From single-scale turbulence models to multiple-scale and subgrid-scale models by Fourier transform

Abstract

A theoretical method based on mathematical physics formalism that allows transposition of turbulence modeling methods from URANS (unsteady Reynolds averaged Navier–Stokes) models, to multiple-scale models and large eddy simulations (LES) is presented. The method is based on the spectral Fourier transform of the dynamic equation of the two-point fluctuating velocity correlations with an extension to the case of non-homogenous turbulence. The resulting equation describes the evolution of the spectral velocity correlation tensor in wave vector space.

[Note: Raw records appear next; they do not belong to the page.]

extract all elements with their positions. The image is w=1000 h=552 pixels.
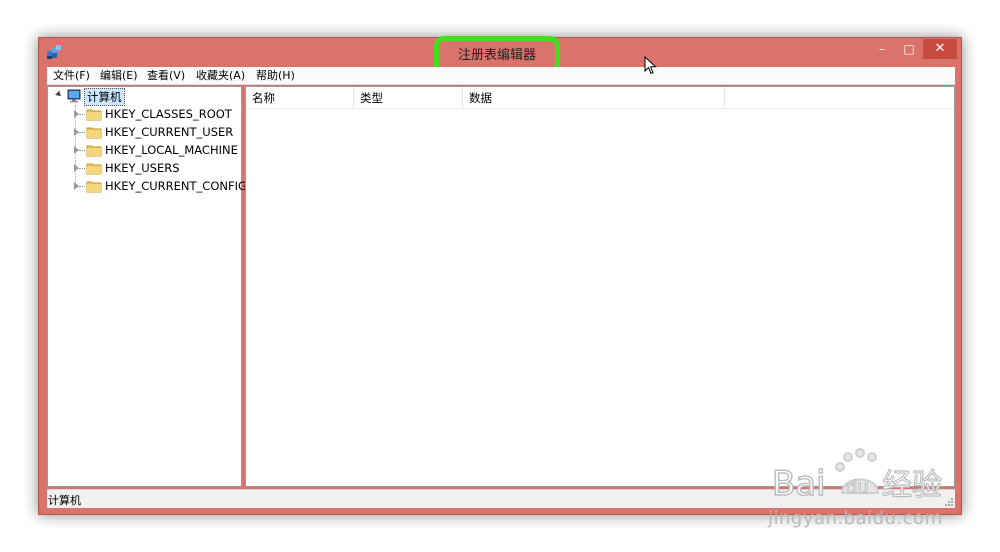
- tree-item-hkey-users[interactable]: HKEY_USERS: [48, 159, 241, 177]
- tree-label: HKEY_USERS: [105, 161, 180, 175]
- column-header-name[interactable]: 名称: [246, 87, 354, 109]
- watermark-url: jingyan.baidu.com: [768, 508, 943, 529]
- folder-icon: [86, 163, 102, 175]
- svg-text:Bai: Bai: [772, 464, 826, 503]
- tree-item-hkey-current-user[interactable]: HKEY_CURRENT_USER: [48, 123, 241, 141]
- regedit-app-icon[interactable]: [46, 44, 62, 60]
- menu-help[interactable]: 帮助(H): [256, 68, 295, 84]
- list-header: 名称 类型 数据: [246, 87, 954, 109]
- menu-file[interactable]: 文件(F): [53, 68, 90, 84]
- svg-text:du: du: [846, 477, 869, 498]
- tree-label: HKEY_LOCAL_MACHINE: [105, 143, 238, 157]
- menu-bar: 文件(F) 编辑(E) 查看(V) 收藏夹(A) 帮助(H): [47, 67, 955, 85]
- close-button[interactable]: ✕: [923, 39, 957, 59]
- title-bar[interactable]: 注册表编辑器 – □ ✕: [39, 36, 961, 74]
- baidu-watermark-logo: Bai du 经验: [771, 448, 943, 503]
- svg-text:经验: 经验: [882, 468, 942, 503]
- tree-item-hkey-current-config[interactable]: HKEY_CURRENT_CONFIG: [48, 177, 247, 195]
- folder-icon: [86, 145, 102, 157]
- menu-edit[interactable]: 编辑(E): [100, 68, 138, 84]
- maximize-button[interactable]: □: [896, 39, 922, 59]
- minimize-button[interactable]: –: [869, 39, 895, 59]
- tree-item-hkey-local-machine[interactable]: HKEY_LOCAL_MACHINE: [48, 141, 241, 159]
- computer-icon: [67, 89, 81, 103]
- menu-view[interactable]: 查看(V): [147, 68, 185, 84]
- tree-item-hkey-classes-root[interactable]: HKEY_CLASSES_ROOT: [48, 105, 241, 123]
- tree-label: HKEY_CURRENT_USER: [105, 125, 234, 139]
- folder-icon: [86, 127, 102, 139]
- collapse-arrow-icon[interactable]: [55, 90, 63, 99]
- registry-tree-pane[interactable]: 计算机 HKEY_CLASSES_ROOT HKEY_CURRENT_USER: [47, 86, 247, 487]
- tree-connector: [79, 168, 85, 169]
- tree-connector: [79, 186, 85, 187]
- tree-label: HKEY_CLASSES_ROOT: [105, 107, 232, 121]
- registry-values-pane[interactable]: 名称 类型 数据: [245, 86, 955, 487]
- tree-label: HKEY_CURRENT_CONFIG: [105, 179, 247, 193]
- column-header-type[interactable]: 类型: [354, 87, 463, 109]
- tree-item-computer[interactable]: 计算机: [48, 87, 241, 106]
- column-header-data[interactable]: 数据: [463, 87, 725, 109]
- resize-grip-icon[interactable]: [945, 498, 953, 506]
- tree-connector: [79, 132, 85, 133]
- mouse-cursor-icon: [644, 56, 657, 75]
- folder-icon: [86, 181, 102, 193]
- tree-connector: [79, 114, 85, 115]
- registry-editor-window: 注册表编辑器 – □ ✕ 文件(F) 编辑(E) 查看(V) 收藏夹(A) 帮助…: [38, 36, 962, 515]
- folder-icon: [86, 109, 102, 121]
- tree-label-computer: 计算机: [84, 88, 125, 106]
- menu-favorites[interactable]: 收藏夹(A): [196, 68, 245, 84]
- status-path: 计算机: [48, 494, 81, 507]
- tree-connector: [79, 150, 85, 151]
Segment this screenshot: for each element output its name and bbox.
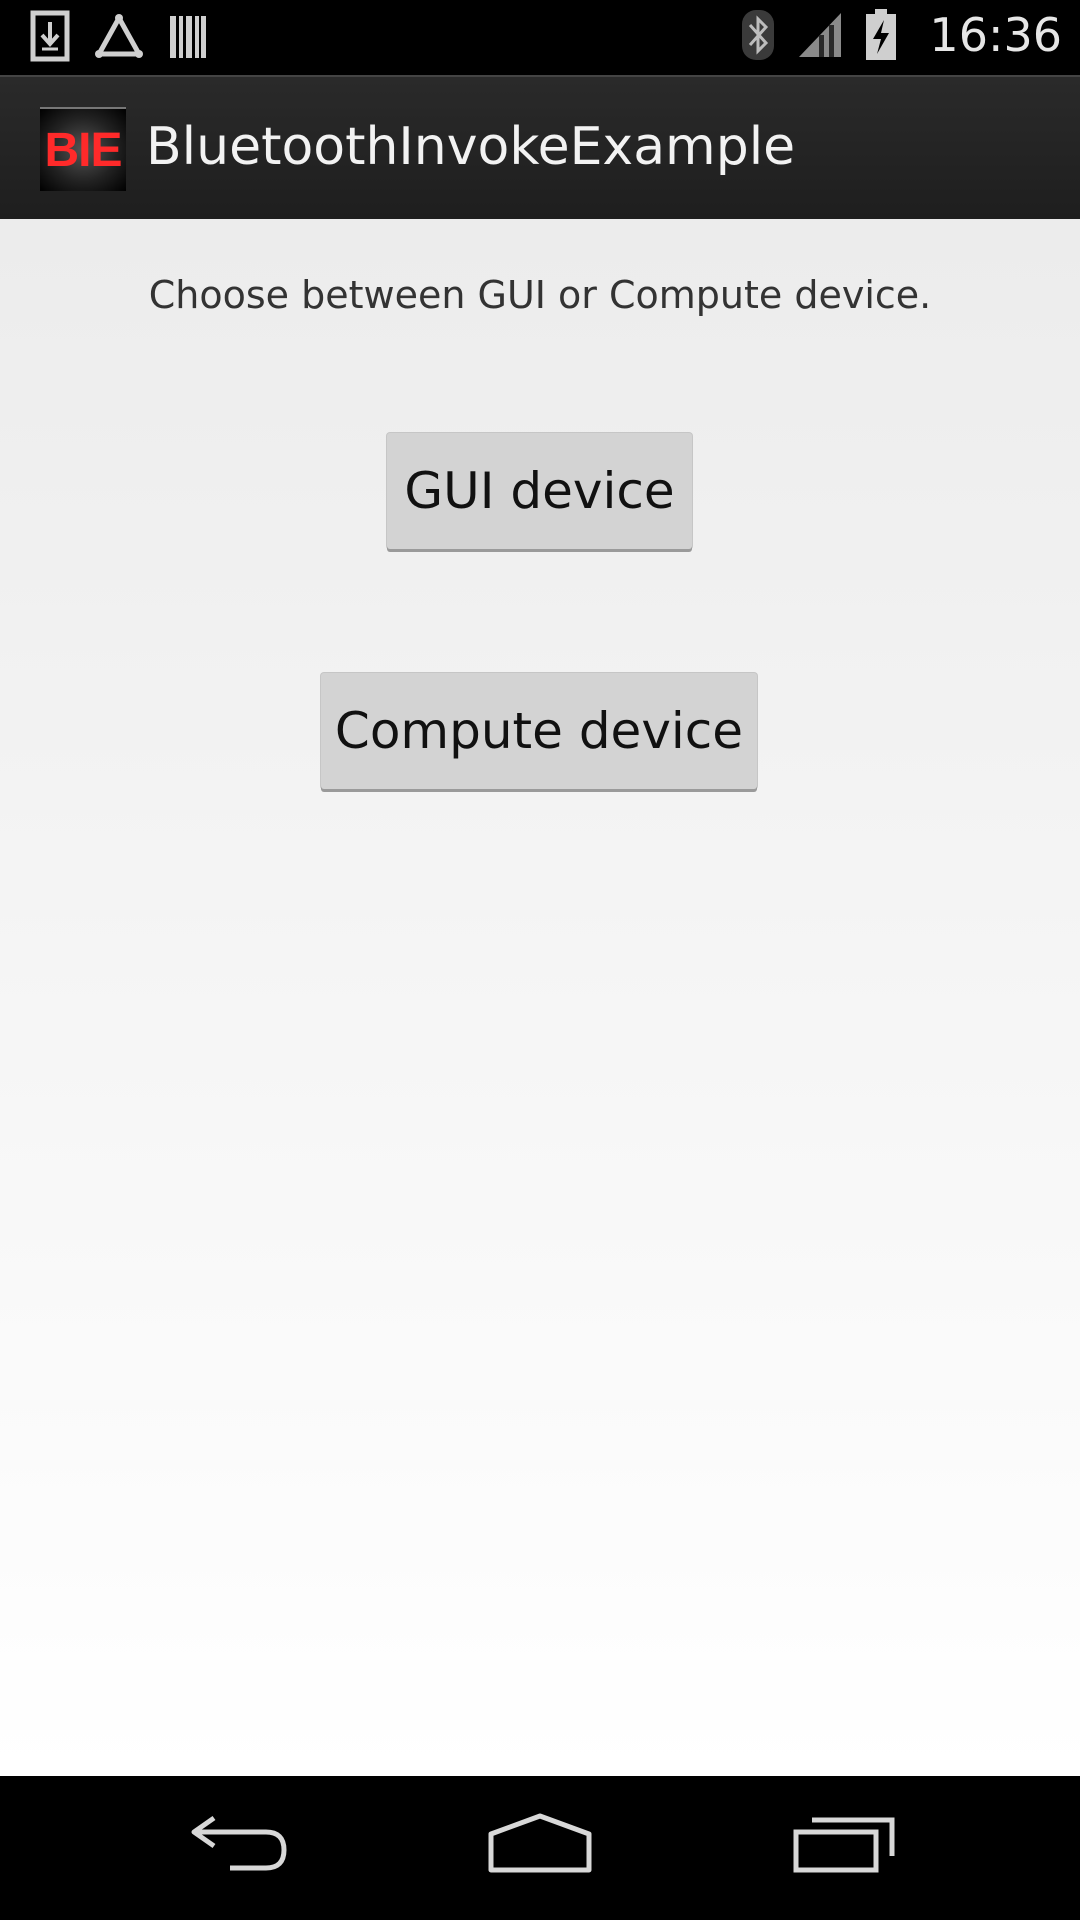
barcode-icon <box>168 12 208 60</box>
app-title: BluetoothInvokeExample <box>146 117 796 177</box>
action-bar: BIE BluetoothInvokeExample <box>0 75 1080 221</box>
status-right-icons: 16:36 <box>741 8 1062 62</box>
app-icon-text: BIE <box>44 123 122 177</box>
recent-apps-icon[interactable] <box>792 1812 896 1878</box>
status-bar: 16:36 <box>0 0 1080 75</box>
choice-prompt: Choose between GUI or Compute device. <box>148 273 932 317</box>
app-icon: BIE <box>40 107 126 191</box>
triangle-notification-icon <box>94 12 144 60</box>
navigation-bar <box>0 1776 1080 1920</box>
bluetooth-icon <box>741 9 775 61</box>
home-icon[interactable] <box>485 1812 595 1878</box>
download-icon <box>30 10 70 62</box>
back-icon[interactable] <box>190 1812 290 1876</box>
gui-device-button[interactable]: GUI device <box>387 433 692 549</box>
status-clock: 16:36 <box>929 8 1062 62</box>
status-left-icons <box>30 10 208 62</box>
battery-charging-icon <box>865 9 897 61</box>
signal-icon <box>797 11 843 59</box>
main-content: Choose between GUI or Compute device. GU… <box>0 219 1080 1776</box>
compute-device-button[interactable]: Compute device <box>321 673 757 789</box>
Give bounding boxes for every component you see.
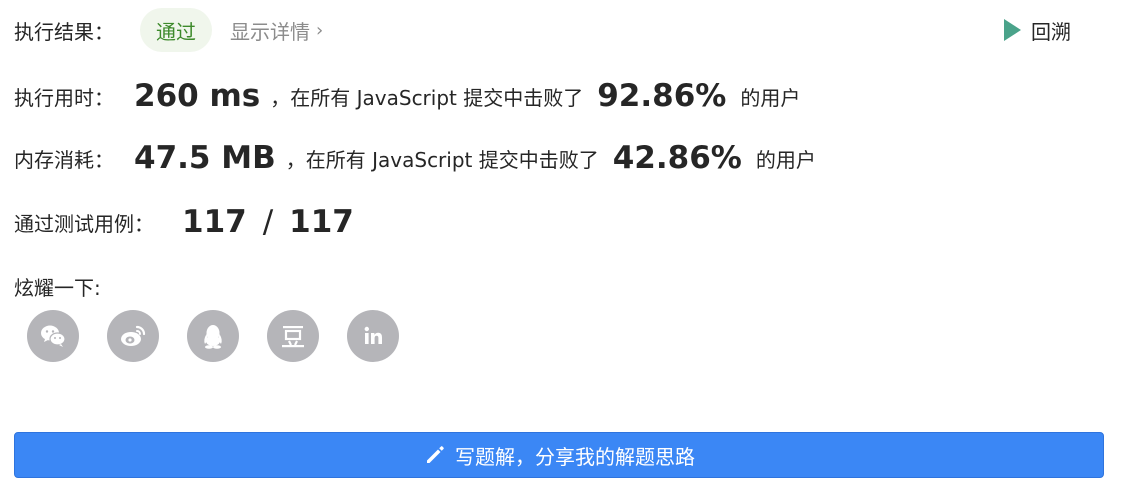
memory-value: 47.5 MB xyxy=(134,140,276,176)
wechat-icon xyxy=(41,325,66,347)
play-icon xyxy=(1004,19,1021,41)
share-douban-button[interactable] xyxy=(267,310,319,362)
tests-passed: 117 xyxy=(182,204,247,240)
chevron-right-icon: › xyxy=(316,19,324,41)
runtime-value: 260 ms xyxy=(134,78,261,114)
runtime-row: 执行用时： 260 ms ，在所有 JavaScript 提交中击败了 92.8… xyxy=(14,74,800,118)
douban-icon xyxy=(282,326,304,348)
show-details-text: 显示详情 xyxy=(230,19,310,44)
tests-separator: / xyxy=(262,204,274,240)
runtime-percent: 92.86% xyxy=(597,78,727,114)
runtime-comparison: ，在所有 JavaScript 提交中击败了 xyxy=(270,85,584,110)
memory-row: 内存消耗： 47.5 MB ，在所有 JavaScript 提交中击败了 42.… xyxy=(14,136,816,180)
replay-button[interactable]: 回溯 xyxy=(1004,12,1071,48)
share-wechat-button[interactable] xyxy=(27,310,79,362)
share-linkedin-button[interactable] xyxy=(347,310,399,362)
share-weibo-button[interactable] xyxy=(107,310,159,362)
replay-label: 回溯 xyxy=(1031,19,1071,44)
share-row: 炫耀一下: xyxy=(14,266,101,306)
memory-label: 内存消耗： xyxy=(14,147,114,172)
memory-suffix: 的用户 xyxy=(755,147,816,172)
show-details-link[interactable]: 显示详情 › xyxy=(230,16,323,45)
write-solution-label: 写题解，分享我的解题思路 xyxy=(455,444,695,469)
write-solution-button[interactable]: 写题解，分享我的解题思路 xyxy=(14,432,1104,478)
social-share-list xyxy=(27,310,427,362)
tests-row: 通过测试用例： 117 / 117 xyxy=(14,200,354,244)
pencil-icon xyxy=(427,446,444,463)
result-row: 执行结果： 通过 显示详情 › xyxy=(14,8,323,52)
runtime-label: 执行用时： xyxy=(14,85,114,110)
tests-total: 117 xyxy=(289,204,354,240)
memory-comparison: ，在所有 JavaScript 提交中击败了 xyxy=(285,147,599,172)
share-label: 炫耀一下: xyxy=(14,275,101,300)
weibo-icon xyxy=(121,325,146,346)
linkedin-icon xyxy=(364,326,382,344)
memory-percent: 42.86% xyxy=(612,140,742,176)
share-qq-button[interactable] xyxy=(187,310,239,362)
qq-icon xyxy=(204,325,222,349)
runtime-suffix: 的用户 xyxy=(740,85,801,110)
status-badge: 通过 xyxy=(140,8,212,52)
tests-label: 通过测试用例： xyxy=(14,211,154,236)
result-label: 执行结果： xyxy=(14,19,114,44)
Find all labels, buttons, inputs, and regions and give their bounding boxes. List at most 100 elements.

Then, we show that the full wave number integration of the spectral equation allows one to recover usual one-point statistical closure whereas the partial integration based on spectrum splitting gives rise to partial integrated transport models (PITM). This latter approach, depending on the type of spectral partitioning used, can yield either a statistical multiple-scale model or subfilter transport models used in LES or hybrid methods, providing some appropriate approximations are made. Closure hypotheses underlying these models are then discussed by reference to physical considerations with emphasis on identification of tensorial fluxes that represent turbulent energy transfer or dissipation. Some experiments such as the homogeneous axisymmetric contraction, the decay of isotropic turbulence, the pulsed turbulent channel flow and a wall injection induced flow are then considered as typical possible applications for illustrating the potentials of these models.